The bombing, which the government blamed on the rebels, was carried out despite a major security crackdown following blasts at a government office and a department store last week that killed 20 people.
Government officials said the new round of attacks on civilians proved the rebels were growing increasingly frantic in the face of a military offensive on their power base in the jungles of northern Sri Lanka.
"That means they are weak and desperate," Media Minister Anura Yapa told reporters Thursday.
"We are trying our level best to destroy these terrorists in their own areas," he said. "We want to make sure that they are wiped out from the country."

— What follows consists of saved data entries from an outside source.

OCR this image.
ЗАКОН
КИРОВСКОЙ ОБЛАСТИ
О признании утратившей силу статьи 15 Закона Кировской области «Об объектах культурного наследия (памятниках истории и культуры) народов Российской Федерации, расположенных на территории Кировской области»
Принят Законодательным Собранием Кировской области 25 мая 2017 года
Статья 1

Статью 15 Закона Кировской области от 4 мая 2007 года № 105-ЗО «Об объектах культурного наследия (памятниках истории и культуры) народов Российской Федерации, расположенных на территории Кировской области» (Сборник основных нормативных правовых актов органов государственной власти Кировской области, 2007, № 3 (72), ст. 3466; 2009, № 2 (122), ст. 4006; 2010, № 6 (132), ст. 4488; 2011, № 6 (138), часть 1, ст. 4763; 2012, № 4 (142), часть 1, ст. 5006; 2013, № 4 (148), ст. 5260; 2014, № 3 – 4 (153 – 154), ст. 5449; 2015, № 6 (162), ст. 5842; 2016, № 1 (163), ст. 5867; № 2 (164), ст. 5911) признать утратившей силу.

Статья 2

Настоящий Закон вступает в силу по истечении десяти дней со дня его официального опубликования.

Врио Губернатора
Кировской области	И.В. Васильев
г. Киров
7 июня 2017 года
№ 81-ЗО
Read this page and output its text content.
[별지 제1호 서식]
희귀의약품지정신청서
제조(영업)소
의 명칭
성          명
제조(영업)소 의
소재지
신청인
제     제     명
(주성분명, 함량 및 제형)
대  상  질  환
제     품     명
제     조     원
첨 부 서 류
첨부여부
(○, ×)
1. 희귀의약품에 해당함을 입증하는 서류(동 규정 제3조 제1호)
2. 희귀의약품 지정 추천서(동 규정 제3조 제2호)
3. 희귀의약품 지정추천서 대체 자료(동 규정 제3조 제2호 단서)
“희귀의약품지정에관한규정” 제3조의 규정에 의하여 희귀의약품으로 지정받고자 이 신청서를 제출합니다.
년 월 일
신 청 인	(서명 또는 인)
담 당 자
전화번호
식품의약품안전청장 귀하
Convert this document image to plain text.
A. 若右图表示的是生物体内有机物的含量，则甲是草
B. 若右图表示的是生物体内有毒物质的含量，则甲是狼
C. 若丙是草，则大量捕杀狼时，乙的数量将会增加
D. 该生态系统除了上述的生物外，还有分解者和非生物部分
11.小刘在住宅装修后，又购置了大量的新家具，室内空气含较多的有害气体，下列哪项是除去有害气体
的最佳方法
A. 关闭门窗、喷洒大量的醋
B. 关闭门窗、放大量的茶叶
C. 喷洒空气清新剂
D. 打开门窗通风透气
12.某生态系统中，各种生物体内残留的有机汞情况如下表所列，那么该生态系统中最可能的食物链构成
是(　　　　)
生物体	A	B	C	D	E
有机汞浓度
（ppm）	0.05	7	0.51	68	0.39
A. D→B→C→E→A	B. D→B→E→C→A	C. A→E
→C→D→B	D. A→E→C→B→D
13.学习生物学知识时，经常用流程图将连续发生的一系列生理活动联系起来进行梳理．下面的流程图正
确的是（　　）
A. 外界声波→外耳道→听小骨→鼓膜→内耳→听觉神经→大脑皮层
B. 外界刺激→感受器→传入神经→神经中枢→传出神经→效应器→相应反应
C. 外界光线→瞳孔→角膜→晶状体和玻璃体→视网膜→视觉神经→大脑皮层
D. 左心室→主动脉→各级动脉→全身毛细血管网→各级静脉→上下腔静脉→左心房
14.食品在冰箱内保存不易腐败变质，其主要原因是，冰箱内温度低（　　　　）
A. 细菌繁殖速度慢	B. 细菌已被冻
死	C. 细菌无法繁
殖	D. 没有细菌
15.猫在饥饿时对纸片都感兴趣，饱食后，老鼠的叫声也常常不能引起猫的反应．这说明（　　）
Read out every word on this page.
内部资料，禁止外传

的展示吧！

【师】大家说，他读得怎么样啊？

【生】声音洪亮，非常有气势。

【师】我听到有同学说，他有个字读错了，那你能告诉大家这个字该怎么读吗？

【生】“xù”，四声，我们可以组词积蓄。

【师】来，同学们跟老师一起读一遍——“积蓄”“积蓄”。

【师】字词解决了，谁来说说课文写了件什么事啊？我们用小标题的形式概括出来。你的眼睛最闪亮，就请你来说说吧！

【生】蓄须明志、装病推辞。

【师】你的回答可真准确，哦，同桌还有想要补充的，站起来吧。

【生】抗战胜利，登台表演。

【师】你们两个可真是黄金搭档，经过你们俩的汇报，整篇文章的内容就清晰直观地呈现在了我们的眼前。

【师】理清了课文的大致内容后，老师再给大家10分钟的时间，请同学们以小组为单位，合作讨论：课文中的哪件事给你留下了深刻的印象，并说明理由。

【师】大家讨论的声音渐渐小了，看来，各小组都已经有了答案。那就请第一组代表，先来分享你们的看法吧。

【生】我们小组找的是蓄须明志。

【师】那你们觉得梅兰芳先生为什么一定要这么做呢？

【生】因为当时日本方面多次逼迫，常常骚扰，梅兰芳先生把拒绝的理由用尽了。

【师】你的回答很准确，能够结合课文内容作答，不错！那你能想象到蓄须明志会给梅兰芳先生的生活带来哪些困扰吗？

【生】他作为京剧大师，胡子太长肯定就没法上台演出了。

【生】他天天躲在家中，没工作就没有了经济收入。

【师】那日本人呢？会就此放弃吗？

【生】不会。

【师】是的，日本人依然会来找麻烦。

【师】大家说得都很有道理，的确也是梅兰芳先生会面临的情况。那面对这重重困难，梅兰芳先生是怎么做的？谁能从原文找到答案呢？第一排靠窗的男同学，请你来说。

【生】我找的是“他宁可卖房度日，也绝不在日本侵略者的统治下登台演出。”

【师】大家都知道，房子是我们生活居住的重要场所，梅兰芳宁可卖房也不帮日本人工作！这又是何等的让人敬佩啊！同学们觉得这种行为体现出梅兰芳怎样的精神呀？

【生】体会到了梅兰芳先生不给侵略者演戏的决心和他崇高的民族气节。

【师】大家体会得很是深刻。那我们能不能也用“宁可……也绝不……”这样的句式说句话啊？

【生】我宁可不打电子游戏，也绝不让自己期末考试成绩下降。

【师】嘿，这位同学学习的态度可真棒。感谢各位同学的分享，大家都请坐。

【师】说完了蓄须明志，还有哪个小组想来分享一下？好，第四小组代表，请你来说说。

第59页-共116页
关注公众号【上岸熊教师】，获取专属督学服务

The rebels have been fighting since 1983 for an independent homeland for minority ethnic Tamils in the north and east following decades of discrimination under governments dominated by the Sinhalese majority. More than 70,000 people have died in the conflict.
Fighting has raged in recent weeks along the front lines separating the rebels' de facto state in parts of the north from government-held territory.
In the latest fighting, government troops killed five rebels in two battles Wednesday, the military announced Thursday. Since Saturday, 158 rebels and 21 soldiers have been killed, according to military figures.
Rebel spokesman Rasiah Ilanthirayan could not be reached for comment, and independent confirmation of casualties was not available due to restricted access to the conflict zone. Each side routinely exaggerates the other's casualties and plays down its own.
The bus bombing Wednesday occurred around 8 p.m. as the vehicle traveled north from the agricultural town of Kabithigollewa about 275 kilometers (170 miles) north of Colombo , said military spokesman Brig. Udaya Nanayakkara.
Evening buses in the area are often crowded with farmers returning from a town market. The road, which is bordered by dense bushes and other vegetation, is guarded by military bunkers placed every 400 meters (yards).
The road was sealed off after the bombing and a military search for the attackers began almost immediately, witnesses said. When the road was reopened Thursday morning, a crowd of people began yelling at police, accusing them of failing to protect them.
Nearly 2,000 people gathered at the hospital Thursday in the nearby town of Anuradhapura to visit the injured and find out if their relatives were among the dead. When families were called in to identify bodies at the morgue, piercing wails echoed across the courtyard.
A similar bus attack in the same area killed 64 people last year and provoked a wide-scale military retaliation against the rebels.